目覚めると、二人の百合香が両脇から僕を見下ろしていた。
「……あれ、百合香、双子だったっけ……?」
「そんなわけねぇだろ」
右側の百合香が僕の頬をパンとはたいた。そして腕を掴み、ベッドから引きずり下ろす。その様子を、左の百合香が呆れたように見つめていた。
「駄目だよ、リカちゃん。乱暴は良くないよ」
「仕方ねぇだろユリ、今何時だと思ってんだ。俺たちまで遅刻しちまうぞ」
「その時は私たちだけで行けば……」
「そっちのほうがひどくねぇか?」
そんなやりとりを、全く同じ顔をした二人が繰り広げている。僕は床に転がったまま、ぼんやりそれを眺めていた。窓から穏やかな秋の朝日がさあっと降り注いでいる。さえずる鳥の声が聞こえて、ようやく僕は目の前の光景がどうやら夢ではないことを悟った。首を何度か横に振り、深く長いため息をついた。
「……とりあえずさ、百合香」
同時にくるりとこちらを向く百合香たちに向かって、僕は言った。
「いったん出てってくれないかな。早く制服に着替えたいんだ」
冷たく澄みわたる空気の中、僕たちはイチョウ並木を早足で進む。百合香は間違いなく僕を挟むように両脇に一人ずつ居るのだけれど、しかし周りからはその片方しか見えないのだ、と彼女たちは主張していた。確かに、出がけに顔を見せた母さんも「いつもありがとね、百合香ちゃん」と笑うだけだった。
「幽霊みたいなものなのかな」
僕がそう言うと、右側の百合香がじろりと僕を睨みつけた。
「俺たちが死んでるように見えるか?」
「悪かったよ。でもそうすると、君はいったいどういう存在なんだろう。見た目は百合香だけど、あんまり百合香っぽくもないし」
「そんなことねぇよ。俺みたいな一面も元々あったんだぜ。ただ、心の奥に押し込めていただけだ」
「それが分裂して生まれたのが君ってこと?」
「だろうな、たぶん」
「たぶん、って何だよ」
「わかんねぇんだよ、俺にも。気づいたらここに居たんだから」
「生まれた理由とかきっかけとか、ないの?」
「俺が訊きてぇよ」
昨夜、二十七時。よくわからない夢を見て目覚めた百合香は、同じように隣で寝ている百合香を見て息を呑んだ。ただ、驚きや恐怖はなかった。
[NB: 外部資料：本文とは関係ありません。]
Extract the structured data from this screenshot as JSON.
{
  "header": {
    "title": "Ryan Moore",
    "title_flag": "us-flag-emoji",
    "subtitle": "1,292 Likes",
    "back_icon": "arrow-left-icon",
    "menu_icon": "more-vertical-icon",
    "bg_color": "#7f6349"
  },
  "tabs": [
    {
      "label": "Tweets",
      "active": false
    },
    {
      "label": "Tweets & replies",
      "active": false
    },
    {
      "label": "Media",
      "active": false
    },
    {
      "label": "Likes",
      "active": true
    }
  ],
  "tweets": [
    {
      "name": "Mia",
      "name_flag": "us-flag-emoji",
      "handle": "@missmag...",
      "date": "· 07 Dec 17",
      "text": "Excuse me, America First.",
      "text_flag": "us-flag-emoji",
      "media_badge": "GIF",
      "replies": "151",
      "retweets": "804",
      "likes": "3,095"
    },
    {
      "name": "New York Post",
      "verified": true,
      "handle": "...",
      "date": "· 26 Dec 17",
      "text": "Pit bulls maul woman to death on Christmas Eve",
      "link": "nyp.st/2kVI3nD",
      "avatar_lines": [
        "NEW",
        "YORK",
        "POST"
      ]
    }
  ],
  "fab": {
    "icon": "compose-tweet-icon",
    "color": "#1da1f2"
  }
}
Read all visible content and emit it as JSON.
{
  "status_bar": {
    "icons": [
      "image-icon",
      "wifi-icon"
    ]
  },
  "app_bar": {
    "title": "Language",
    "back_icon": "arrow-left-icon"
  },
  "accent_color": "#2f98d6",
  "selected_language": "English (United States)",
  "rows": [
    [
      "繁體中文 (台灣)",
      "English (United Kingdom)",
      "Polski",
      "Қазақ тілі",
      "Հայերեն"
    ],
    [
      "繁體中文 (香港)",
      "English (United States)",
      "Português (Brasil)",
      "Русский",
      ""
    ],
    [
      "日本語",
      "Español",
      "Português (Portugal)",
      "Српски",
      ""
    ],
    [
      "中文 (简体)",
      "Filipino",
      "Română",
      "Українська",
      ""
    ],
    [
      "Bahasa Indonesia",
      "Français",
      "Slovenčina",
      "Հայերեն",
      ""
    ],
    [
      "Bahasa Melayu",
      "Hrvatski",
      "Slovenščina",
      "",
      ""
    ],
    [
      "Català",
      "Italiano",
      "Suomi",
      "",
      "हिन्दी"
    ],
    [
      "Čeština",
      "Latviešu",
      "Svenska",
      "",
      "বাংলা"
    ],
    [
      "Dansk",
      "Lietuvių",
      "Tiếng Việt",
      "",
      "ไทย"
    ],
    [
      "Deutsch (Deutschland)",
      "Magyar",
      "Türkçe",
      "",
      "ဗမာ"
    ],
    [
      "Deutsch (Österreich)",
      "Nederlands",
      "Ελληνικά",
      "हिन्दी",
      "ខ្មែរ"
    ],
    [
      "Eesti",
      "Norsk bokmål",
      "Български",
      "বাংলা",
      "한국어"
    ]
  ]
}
ああ、この人は自分だ、と直感的に理解した。眠る百合香を揺り起こし、二人で少し話をした。いちばん気になったのは、他人にどう見えるのか、だった。朝方、起きてきた両親に二人並んで顔を見せたところ、父も母もまったくいつもと変わらず「おはよう」と挨拶するだけだった。外に出て、少し散歩して近所の顔見知り何人かと挨拶を交わした。驚く人は一人もいなかった。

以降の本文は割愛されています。